«Un outrage à leur mémoire»

Alger / Jeff Martin, 24 Heures, 29 septembre 2005

Le président Bouteflika veut tourner la page du terrorisme par une «Charte pour la réconciliation» soumise à référendum aujourd’hui. Une façon d’enterrer la vérité sur la barbarie des années nonante. La plupart des rescapés des massacres et les familles endeuillées rejettent cette idée.


«La madone de Bentalha»: cette photo symbolisera le drame algérien et sera primée. Mais elle circulera avec une fausse légende: la scène ne se déroule pas à Bentalha et la femme n’a pas perdu ses huit enfants, mais trois autres membres de sa famille.

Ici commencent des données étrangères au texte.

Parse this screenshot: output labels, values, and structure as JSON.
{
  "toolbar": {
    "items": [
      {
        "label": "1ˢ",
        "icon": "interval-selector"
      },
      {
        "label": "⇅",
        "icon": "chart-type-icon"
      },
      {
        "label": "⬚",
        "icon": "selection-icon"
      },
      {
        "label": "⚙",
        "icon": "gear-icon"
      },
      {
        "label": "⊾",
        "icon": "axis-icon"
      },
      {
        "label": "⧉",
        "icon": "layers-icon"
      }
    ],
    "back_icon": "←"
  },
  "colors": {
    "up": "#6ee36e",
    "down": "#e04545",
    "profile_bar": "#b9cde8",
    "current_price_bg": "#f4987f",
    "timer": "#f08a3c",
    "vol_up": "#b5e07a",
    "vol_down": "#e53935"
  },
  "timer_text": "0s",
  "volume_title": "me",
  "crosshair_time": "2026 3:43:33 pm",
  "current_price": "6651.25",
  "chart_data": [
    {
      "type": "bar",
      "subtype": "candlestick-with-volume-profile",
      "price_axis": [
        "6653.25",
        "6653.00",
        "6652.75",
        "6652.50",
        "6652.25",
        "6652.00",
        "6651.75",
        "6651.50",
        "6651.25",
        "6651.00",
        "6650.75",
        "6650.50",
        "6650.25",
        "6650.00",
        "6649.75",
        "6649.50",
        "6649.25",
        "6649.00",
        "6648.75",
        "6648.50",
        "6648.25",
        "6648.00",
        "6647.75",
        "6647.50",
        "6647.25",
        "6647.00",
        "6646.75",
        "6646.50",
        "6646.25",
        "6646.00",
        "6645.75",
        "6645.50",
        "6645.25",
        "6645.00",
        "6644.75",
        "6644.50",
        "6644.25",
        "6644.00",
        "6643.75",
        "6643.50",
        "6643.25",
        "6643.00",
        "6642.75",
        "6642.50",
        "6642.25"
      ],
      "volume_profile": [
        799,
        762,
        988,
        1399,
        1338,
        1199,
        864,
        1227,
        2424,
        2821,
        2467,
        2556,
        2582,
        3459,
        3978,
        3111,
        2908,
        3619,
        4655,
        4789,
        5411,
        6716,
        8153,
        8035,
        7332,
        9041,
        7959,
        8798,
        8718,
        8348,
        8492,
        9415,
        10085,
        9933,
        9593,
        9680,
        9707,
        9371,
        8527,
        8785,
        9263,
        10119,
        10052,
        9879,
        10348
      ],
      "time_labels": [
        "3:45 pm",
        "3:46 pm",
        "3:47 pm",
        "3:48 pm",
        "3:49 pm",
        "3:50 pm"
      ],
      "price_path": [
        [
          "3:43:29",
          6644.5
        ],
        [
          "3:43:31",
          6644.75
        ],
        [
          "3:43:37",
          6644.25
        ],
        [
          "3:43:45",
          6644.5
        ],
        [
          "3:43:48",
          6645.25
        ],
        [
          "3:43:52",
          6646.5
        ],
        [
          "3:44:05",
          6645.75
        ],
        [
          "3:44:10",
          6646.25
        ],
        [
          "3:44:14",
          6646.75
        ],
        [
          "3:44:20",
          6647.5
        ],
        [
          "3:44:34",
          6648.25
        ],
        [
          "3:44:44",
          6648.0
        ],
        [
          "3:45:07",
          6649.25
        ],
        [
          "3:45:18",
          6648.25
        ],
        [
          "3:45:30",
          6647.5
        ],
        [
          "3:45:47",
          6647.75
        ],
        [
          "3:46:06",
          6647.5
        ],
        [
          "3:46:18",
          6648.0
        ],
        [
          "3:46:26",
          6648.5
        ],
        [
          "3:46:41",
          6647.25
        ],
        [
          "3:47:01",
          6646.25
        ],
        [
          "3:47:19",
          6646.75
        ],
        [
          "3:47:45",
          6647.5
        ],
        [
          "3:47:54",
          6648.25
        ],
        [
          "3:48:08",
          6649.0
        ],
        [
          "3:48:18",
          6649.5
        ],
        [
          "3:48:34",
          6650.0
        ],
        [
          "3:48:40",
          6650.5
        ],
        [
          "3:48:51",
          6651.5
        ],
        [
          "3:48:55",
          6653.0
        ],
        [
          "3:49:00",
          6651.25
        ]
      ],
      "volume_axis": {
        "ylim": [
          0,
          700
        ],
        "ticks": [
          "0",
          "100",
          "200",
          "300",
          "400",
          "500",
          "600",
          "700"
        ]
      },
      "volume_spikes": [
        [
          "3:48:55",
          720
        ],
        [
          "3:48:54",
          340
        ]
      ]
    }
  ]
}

Elle portera plainte. / Photo Hocine Zaourar-afp

Les Algériens votent aujourd'hui par référendum sur un «Projet de Charte pour la paix et la réconciliation nationale» voulu par le président Abdelaziz Bouteflika. Il vise à tourner la page du terrorisme qui a fait au moins 150 000 morts depuis 1992, selon un bilan officiel. Théoriquement, l'amnistie ne s'appliquera pas aux auteurs de massacres et d'attentats.

Salim a le regard perdu. Il est si pâle, mine dure, fantomatique. Il n'a pour langage que des gestes de la main ou des mimiques, pour demander à boire, à manger ou faire ses besoins. Ses jambes sont immobiles, ses mains gonflées.

Salim est victime du tourbillon terroriste qui a ravagé l'Algérie. C'était il y a quatre ans: il rentrait chez lui, avec sa femme et ses deux enfants, par la route de Blida; un mystérieux commando encagoulé fait soudain irruption, stoppe le véhicule et tire à la kalachnikov sur le père et les enfants, avant de violer la mère et de lui trancher le larynx. Salim est le seul à s'en sortir, à 24 ans, avec la colonne vertébrale endommagée.

Ce matin, dans le jardin de la maison familiale, sa mère, Ouiza, raconte la terrible histoire, la haine au ventre. Pour elle, le référendum sur la réconciliation nationale qui se déroulera revient à exempter de poursuites les éléments islamistes et les autres milices armées qui ont saigné le pays durant la décennie 1990.

«Réveillez-moi, je fais un cauchemar! s'écrie Ouiza. Ce projet est un véritable outrage à la mémoire des victimes.»

Entre 150 000 et 200 000 personnes ont été assassinées par balles, mutilées ou égorgées. Certaines par les groupes islamistes armés, mais bien d'autres crimes sont imputés au régime algérien. Comme ces villages, dits islamisés, bombardés au napalm. Aucune enquête officielle n'a été menée pour punir les auteurs et les responsables. Et l'actuel projet du président algérien sur la réconciliation nationale n'en fait pas mention.

Cris de colère de Malika Matoub, la sœur du chanteur rebelle Lounes Matoub, assassiné en 1998, près de son village natal, à Beni Douala, en Kabylie.

«Comment pardonner une telle barbarie? s'interroge-t-elle. D'abord, il faut savoir qui a tué pour pardonner…»

Le combat des mères

Malika en est convaincue: son frère, «le maquisard de la chanson», opposant politique, a été éliminé par les autorités. Mais le régime continue à imputer l'assassinat aux islamistes. Et Malika voit là l'absence de toute volonté présidentielle à «tirer la chasse d'eau sur le merdier» algérien. «Si Bouteflika veut vraiment repartir sur des bases saines, qu'il montre du doigt les ennemis de l'Algérie, avant de solliciter notre pardon». Elle soupire. «Sinon, ulach smah ulach!» Pas de pardon!

Même sentiment d'injustice de la part des familles des disparus. Près de la place du 1er-Mai à Alger, elles sont plusieurs centaines à réclamer des nouvelles de fils disparus, «sosies» des «folles de la place de Mai» de l'Argentine des années 1970. Le régime a reconnu l'implication de ses agents dans plus de 6000 disparitions, un chiffre trois fois inférieur à celui des ONG. Les rafles ont eu lieu dans les bastions islamistes.

Djamila est l'une de ces mères de disparus. Ses deux enfants ont été enlevés en 1996. Elle les a cherchés partout. De commissariats en camps militaires. En vain. «Pénible, insupportable de ne pas savoir si votre progéniture est vivante dans un cachot dans le désert, ou morte et enterrée dans une fosse commune.» L'évocation du pardon demandé par le président lui glace le sang: «Croyez-moi: si j'attrape celui qui a ruiné ma vie, je le mange en salade.»